Выбрать главу

Среднего роста, корректный, вежливый как в салоне, так и на палубе, он обладал замечательным чувством юмора, был неутомим в работе как в воздухе, так и на земле. Часто Николай Николаевич любил повторять: «Льды не взять силой, но перед умом им не устоять». И действительно, никакой, даже самый современный, ледокол не пойдет через них напролом! Никакой, даже ледокол будущего! А будет использовать невидимые трещины, скрытые снежным покровом, или разводья, сплошной сетью покрывающие эти льды, разделяя видимый их монолитна отдельные поля. Эти невидимые разрушения и позволят ледоколам вести караваны десятибалльными льдами. Задача воздушной ледовой разведки — искать эти трещины, разводья или более молодые, тонкие льды, которые может ломать или раздвигать ледокол, пробивая путь для кораблей. Но для этого мало видеть льды и наносить их на карту. Надо изучать льды, знать их пути движения. А их дрейф закономерен. Значит, чтобы освоить Северный морской путь, недостаточно иметь ледоколы, надо досконально изучить все аспекты движения льдов, главные силы которых находятся в глубине Центрального арктического бассейна!
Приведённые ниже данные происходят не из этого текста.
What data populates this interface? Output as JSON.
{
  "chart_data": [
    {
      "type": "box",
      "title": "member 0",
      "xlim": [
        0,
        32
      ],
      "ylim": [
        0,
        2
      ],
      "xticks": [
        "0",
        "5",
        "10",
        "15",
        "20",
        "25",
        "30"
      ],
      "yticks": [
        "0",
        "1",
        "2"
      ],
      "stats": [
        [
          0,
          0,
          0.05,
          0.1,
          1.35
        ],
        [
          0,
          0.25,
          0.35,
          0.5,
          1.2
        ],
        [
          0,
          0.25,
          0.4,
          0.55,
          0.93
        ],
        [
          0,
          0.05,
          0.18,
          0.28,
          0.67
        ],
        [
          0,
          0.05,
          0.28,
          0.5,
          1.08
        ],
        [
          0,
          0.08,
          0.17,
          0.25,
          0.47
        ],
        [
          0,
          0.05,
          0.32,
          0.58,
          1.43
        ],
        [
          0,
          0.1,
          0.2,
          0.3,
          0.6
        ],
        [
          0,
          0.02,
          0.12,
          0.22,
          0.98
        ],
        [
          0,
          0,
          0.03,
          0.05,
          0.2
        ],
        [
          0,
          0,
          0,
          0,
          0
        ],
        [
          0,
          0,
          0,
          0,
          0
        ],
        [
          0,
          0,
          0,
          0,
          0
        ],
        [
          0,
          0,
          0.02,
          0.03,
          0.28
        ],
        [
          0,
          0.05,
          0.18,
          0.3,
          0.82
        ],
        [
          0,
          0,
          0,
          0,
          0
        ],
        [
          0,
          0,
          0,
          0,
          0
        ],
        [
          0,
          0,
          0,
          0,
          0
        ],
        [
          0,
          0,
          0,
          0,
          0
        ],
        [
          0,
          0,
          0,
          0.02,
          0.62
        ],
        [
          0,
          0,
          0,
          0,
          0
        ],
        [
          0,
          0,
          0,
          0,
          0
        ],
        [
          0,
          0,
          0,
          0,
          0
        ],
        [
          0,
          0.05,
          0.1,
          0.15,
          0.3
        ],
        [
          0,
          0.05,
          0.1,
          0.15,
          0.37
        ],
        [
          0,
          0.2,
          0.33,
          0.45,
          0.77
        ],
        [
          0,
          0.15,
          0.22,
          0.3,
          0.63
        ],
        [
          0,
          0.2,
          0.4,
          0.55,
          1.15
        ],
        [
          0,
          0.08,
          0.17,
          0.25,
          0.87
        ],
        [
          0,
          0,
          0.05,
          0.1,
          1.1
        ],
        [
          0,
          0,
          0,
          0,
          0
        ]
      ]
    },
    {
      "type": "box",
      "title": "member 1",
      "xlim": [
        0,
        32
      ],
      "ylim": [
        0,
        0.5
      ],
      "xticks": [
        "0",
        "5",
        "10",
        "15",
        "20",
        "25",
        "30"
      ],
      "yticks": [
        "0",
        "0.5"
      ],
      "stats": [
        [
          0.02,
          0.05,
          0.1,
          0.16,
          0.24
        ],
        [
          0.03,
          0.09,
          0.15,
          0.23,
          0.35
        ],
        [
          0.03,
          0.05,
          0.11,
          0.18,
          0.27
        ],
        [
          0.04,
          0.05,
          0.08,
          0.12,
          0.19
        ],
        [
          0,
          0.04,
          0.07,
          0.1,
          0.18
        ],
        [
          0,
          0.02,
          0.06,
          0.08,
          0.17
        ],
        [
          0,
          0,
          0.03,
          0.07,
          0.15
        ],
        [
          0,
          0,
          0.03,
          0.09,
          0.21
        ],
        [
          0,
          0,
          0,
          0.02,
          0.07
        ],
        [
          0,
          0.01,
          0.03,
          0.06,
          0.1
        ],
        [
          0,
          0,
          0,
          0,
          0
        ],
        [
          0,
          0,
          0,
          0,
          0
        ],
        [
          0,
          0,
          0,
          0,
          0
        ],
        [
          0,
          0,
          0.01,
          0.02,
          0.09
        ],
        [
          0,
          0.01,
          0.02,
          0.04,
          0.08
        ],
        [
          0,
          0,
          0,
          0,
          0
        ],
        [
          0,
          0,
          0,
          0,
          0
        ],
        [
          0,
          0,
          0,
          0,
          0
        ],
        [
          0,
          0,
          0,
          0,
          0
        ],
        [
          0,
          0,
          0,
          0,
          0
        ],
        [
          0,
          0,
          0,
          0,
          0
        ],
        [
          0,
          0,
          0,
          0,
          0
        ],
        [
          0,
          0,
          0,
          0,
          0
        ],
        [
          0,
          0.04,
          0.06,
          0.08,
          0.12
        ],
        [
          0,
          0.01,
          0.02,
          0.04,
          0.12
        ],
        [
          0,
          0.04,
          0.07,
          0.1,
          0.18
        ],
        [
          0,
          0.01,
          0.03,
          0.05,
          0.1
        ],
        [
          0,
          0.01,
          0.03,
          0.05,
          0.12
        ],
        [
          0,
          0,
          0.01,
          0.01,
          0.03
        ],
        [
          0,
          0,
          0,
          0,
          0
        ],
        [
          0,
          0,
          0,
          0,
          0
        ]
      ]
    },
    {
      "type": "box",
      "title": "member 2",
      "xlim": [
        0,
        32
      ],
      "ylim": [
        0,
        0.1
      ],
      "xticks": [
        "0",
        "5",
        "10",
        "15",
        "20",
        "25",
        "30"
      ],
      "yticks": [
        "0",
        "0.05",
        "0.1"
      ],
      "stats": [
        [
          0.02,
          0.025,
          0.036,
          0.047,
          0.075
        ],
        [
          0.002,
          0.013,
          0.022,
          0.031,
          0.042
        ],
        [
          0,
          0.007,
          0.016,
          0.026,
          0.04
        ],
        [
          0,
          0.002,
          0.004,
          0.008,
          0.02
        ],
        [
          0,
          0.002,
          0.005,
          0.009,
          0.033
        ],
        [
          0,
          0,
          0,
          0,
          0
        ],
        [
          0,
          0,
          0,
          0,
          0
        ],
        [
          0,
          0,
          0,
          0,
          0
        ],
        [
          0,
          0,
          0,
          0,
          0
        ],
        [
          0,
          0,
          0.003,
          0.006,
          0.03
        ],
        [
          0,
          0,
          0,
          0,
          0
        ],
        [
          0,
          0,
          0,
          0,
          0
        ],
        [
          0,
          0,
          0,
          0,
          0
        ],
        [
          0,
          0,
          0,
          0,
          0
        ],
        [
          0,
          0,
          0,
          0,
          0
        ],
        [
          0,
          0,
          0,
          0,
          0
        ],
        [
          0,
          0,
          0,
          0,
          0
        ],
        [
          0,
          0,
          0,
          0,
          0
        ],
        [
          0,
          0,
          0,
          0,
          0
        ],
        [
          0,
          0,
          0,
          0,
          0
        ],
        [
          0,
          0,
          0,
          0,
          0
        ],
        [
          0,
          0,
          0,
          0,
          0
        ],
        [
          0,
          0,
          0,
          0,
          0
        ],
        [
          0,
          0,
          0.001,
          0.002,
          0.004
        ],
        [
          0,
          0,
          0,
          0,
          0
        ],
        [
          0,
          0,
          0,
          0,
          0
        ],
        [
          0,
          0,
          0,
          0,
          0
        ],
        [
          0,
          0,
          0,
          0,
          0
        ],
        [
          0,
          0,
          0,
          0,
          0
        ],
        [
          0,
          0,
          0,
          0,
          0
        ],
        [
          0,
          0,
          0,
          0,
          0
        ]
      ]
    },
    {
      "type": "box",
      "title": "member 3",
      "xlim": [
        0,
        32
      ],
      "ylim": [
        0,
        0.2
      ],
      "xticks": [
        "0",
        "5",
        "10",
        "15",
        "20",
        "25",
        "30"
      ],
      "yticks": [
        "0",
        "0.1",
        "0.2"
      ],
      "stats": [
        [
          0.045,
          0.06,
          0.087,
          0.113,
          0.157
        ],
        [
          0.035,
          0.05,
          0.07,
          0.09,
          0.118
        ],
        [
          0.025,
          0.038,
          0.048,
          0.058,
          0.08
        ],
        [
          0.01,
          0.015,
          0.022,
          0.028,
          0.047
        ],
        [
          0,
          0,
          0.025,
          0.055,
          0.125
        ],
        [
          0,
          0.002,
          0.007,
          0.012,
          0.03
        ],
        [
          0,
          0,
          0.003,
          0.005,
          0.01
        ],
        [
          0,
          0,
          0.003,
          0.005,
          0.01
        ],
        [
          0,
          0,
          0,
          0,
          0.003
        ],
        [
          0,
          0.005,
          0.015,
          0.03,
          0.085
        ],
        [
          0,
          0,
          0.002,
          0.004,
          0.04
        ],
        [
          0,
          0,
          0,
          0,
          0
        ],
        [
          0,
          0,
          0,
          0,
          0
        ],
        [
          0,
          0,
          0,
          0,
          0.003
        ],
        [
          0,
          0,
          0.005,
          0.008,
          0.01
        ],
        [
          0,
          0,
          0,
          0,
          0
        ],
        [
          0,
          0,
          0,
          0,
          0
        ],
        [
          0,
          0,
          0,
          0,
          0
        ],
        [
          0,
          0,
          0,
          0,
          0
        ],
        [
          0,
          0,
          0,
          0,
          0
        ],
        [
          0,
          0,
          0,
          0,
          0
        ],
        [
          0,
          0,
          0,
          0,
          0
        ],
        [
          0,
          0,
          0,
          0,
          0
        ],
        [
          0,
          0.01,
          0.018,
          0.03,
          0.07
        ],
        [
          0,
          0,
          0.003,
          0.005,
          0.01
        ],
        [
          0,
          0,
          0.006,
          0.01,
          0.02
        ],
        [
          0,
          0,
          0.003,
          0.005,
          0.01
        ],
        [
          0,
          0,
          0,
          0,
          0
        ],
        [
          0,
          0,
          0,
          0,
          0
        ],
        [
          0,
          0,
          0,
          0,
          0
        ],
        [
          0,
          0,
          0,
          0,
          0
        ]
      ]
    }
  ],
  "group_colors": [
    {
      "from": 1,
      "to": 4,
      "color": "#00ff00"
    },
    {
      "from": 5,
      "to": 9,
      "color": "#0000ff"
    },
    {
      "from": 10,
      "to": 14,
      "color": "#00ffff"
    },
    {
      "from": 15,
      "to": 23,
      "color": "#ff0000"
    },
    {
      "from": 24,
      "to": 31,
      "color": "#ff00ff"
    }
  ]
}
Такова была методика профессора Зубова! Большинство ученых Арктического института во главе с профессором Владимиром Юльевичем Визе поддерживали его научные выводы.

Однако кое–кому идеи Зубова приходились не по вкусу. Куда проще было идти проторенной дорожкой, минуя риск, который сопутствует любому новому делу.

С профессором Зубовым мы встретились у него на квартире. Собственно говоря, навестили его по–соседски, поскольку жили с ним в одном доме на Суворовском бульваре. Это был недавно построенный по проекту молодого архитектора Евгения Иохилеса дом для полярников. Грандиозный, как морской лайнер, плывущий по штилевому морю, он не походил ни на один из возведенных тогда домов в Москве. Я занимал комнату на пятом этаже, Черевичный — квартиру в другом подъезде. Однако домами встречаться нам не приходилось. Экспедиции, полеты, ледовая разведка — отбирали все время. Жили мы в работе, изредка попадая домой как солдат на побывку или, как, смеясь, говорил Черевичный «Скоро в гости домой!» Такое положение не способствовало укреплению семейных уз. Постепенно нарастающее отчуждение нередко приводило к конфликтам, а иногда и к распаду семьи.

И тем не менее, находясь у последних параллелей нашей многогрешной планеты, о доме мы мечтали как о празднике, и часто представляли, как по вечерам загораются огни в окнах нашего лайнера, плывущего по Суворовскому бульвару в центре Москвы.

Николай Николаевич встретил нас с флотским радушием. В небольшом кабинете, заваленном рукописями, картами, чертежами и заставленном книжными шкафами, где тускло поблескивали золотом кожаные корешки старинных морских фолиантов, было уютно, пахло хорошим трубочным табаком. Обстановка чем–то напоминала добротную каюту корабля. Сбросив со стола рулоны карт и отодвинув пишущую машинку, хозяин поставил три рюмки и наполнил их коньяком.

— С прибытием! Рад вас видеть на твердой земле, мои дорогие друзья! — сказал он тост.

Чокнулись. Обжигая дыхание, теплая волна приятно полыхнула по телу.

— Как леталось? Много ли заработали «фитилей», страдая за науку? — весело сощурил он глаза. — Ну–ну, это шутка. Рассказывайте, как идет подготовка? Как решили вопросы навигации и посадок на дрейфующие льды?

— Подготовка идет нормально, Николай Николаевич, — ответил Черевичный. — Все поддерживают, а вот официального разрешения на экспедицию пока нет!

— Не волнуйтесь. Все нормально. Ответственные товарищи должны во всем убедиться, ведь им и отвечать. А вдруг с вами что случится? А? Ведь не к теще на блины едете, а на полюс! Да еще недоступности!

— Был у нас один такой человек — Минин, два ромба в петлицах. Так, он, Николай Николаевич, говорил: «Вам что, вас похоронят с почестями, а мне отвечать за вас!» И эти слова он произносил с такой сердечной болью, что мы даже не сердились на него.

— Переживем и «фитили» и кличку «казаки Карского моря». Это как фронт циклона. А циклоны приходят и уходят. После них всегда устанавливается ясная погода! — сказал я Черевичному.